2.49× ROAS on a Lean Paid Budget
How data-first paid campaigns achieved 2.49x ROAS and 830% purchase growth.
BACKGROUND
Paid advertising for a premium hardware product is unforgiving. Cost-per-click is high, the buying journey is long, and without precise tracking, every dollar spent is a guess. When I took over the paid accounts, there was no conversion tracking infrastructure. Campaigns had been running blind with no ability to optimise toward actual purchases.
THE CHALLENGE
The core problem was not creative or targeting. It was data. Without knowing which clicks turned into purchases, the ad platforms could not optimise, and neither could I. Before a single campaign could be improved, the measurement layer had to be rebuilt from the ground up.
WHAT I DID
- Built the tracking infrastructure first: implemented GA4, GTM, and full e-commerce event tracking (View Item, Add to Cart, Begin Checkout, Add Payment Info, Purchase) across Google Ads and Meta
- Restructured Google Ads campaigns around high-intent keywords, segmented by market (US vs. other regions)

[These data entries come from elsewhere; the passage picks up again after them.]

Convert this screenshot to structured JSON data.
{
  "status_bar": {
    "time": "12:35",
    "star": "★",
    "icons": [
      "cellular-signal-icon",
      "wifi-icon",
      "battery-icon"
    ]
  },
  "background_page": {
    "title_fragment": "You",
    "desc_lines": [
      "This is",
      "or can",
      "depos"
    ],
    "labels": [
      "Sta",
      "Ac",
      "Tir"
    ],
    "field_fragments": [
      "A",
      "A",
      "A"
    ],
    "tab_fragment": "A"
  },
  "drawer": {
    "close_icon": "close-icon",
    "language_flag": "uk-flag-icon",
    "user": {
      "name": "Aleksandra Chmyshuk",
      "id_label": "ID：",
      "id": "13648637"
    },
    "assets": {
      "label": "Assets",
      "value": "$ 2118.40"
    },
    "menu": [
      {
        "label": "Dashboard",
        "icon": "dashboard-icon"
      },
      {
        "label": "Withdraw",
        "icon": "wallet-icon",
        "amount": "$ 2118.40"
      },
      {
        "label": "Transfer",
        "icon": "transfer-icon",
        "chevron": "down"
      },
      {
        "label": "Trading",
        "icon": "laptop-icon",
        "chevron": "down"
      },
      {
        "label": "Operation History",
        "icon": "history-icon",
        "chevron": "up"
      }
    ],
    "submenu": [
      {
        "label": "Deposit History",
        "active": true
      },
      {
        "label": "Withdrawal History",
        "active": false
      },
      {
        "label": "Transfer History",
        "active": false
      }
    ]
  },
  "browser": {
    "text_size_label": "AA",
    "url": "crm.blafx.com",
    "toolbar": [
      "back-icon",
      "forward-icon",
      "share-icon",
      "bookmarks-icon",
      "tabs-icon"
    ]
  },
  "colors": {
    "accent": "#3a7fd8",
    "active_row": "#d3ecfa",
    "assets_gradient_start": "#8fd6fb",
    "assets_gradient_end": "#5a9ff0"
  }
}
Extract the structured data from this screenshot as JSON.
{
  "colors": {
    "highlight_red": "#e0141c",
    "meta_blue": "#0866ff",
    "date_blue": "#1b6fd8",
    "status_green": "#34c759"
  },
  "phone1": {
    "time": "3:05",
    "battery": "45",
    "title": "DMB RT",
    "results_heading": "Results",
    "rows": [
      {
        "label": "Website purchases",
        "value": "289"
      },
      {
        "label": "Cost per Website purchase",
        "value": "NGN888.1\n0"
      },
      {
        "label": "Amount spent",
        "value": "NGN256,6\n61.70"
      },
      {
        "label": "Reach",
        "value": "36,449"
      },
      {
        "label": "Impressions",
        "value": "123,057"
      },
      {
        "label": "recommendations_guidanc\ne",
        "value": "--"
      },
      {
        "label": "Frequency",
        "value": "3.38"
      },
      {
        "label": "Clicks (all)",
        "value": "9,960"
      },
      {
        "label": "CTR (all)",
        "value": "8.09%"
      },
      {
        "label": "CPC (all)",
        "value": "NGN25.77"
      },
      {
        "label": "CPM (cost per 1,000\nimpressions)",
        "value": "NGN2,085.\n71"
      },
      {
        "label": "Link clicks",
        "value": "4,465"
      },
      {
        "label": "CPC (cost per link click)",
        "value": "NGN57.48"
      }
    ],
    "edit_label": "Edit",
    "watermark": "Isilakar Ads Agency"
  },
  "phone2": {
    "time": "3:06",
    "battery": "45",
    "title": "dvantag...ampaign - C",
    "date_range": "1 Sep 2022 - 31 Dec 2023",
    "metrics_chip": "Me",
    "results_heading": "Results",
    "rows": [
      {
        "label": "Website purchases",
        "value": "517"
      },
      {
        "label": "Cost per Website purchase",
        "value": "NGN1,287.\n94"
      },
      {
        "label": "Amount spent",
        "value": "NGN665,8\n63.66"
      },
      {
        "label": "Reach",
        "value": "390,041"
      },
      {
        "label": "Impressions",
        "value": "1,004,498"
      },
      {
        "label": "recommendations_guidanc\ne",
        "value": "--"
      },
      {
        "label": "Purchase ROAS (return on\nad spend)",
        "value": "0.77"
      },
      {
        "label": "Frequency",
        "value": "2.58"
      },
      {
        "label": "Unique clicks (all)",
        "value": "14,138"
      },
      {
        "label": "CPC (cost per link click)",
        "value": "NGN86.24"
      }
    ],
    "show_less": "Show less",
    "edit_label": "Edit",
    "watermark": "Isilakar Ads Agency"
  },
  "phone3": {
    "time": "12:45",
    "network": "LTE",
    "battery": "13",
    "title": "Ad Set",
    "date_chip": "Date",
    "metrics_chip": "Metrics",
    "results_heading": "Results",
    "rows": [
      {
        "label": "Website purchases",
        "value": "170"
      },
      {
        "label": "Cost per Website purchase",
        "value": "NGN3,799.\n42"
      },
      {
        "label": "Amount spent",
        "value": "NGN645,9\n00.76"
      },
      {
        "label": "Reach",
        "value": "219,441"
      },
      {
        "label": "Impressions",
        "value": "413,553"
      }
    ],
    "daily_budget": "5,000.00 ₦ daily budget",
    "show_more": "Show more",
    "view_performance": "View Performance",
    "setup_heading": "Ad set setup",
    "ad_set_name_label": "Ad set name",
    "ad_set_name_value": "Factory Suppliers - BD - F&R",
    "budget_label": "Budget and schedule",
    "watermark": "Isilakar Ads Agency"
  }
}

- Scaled Meta campaigns progressively: starting with brand awareness and page growth, then layering in retargeting audiences built from purchase data
- Managed budget allocation dynamically across the year, scaling during peak boating season and key campaign windows, pulling back efficiently in low-demand periods
- Monitored CPA and ROAS weekly, shifting budget between channels based on real-time performance
RESULTS (FULL YEAR)
| Metric | Result |
|---|---|
| ROAS | 2.49x |
| Purchase volume growth | +830% year-on-year |
| Funnel close rate (Add Payment Info to Purchase) | 61% |
| Overall funnel conversion (View Item to Purchase) | ~0.9% |
| CPC traffic growth (Jan to July peak) | +412% |
Takeaway
ROAS is not a creative problem. It is a data problem first. Once the measurement foundation was in place, every subsequent optimisation had real signal to work with. The result was a paid engine that consistently outperformed benchmarks for a high-ticket, low-volume product category.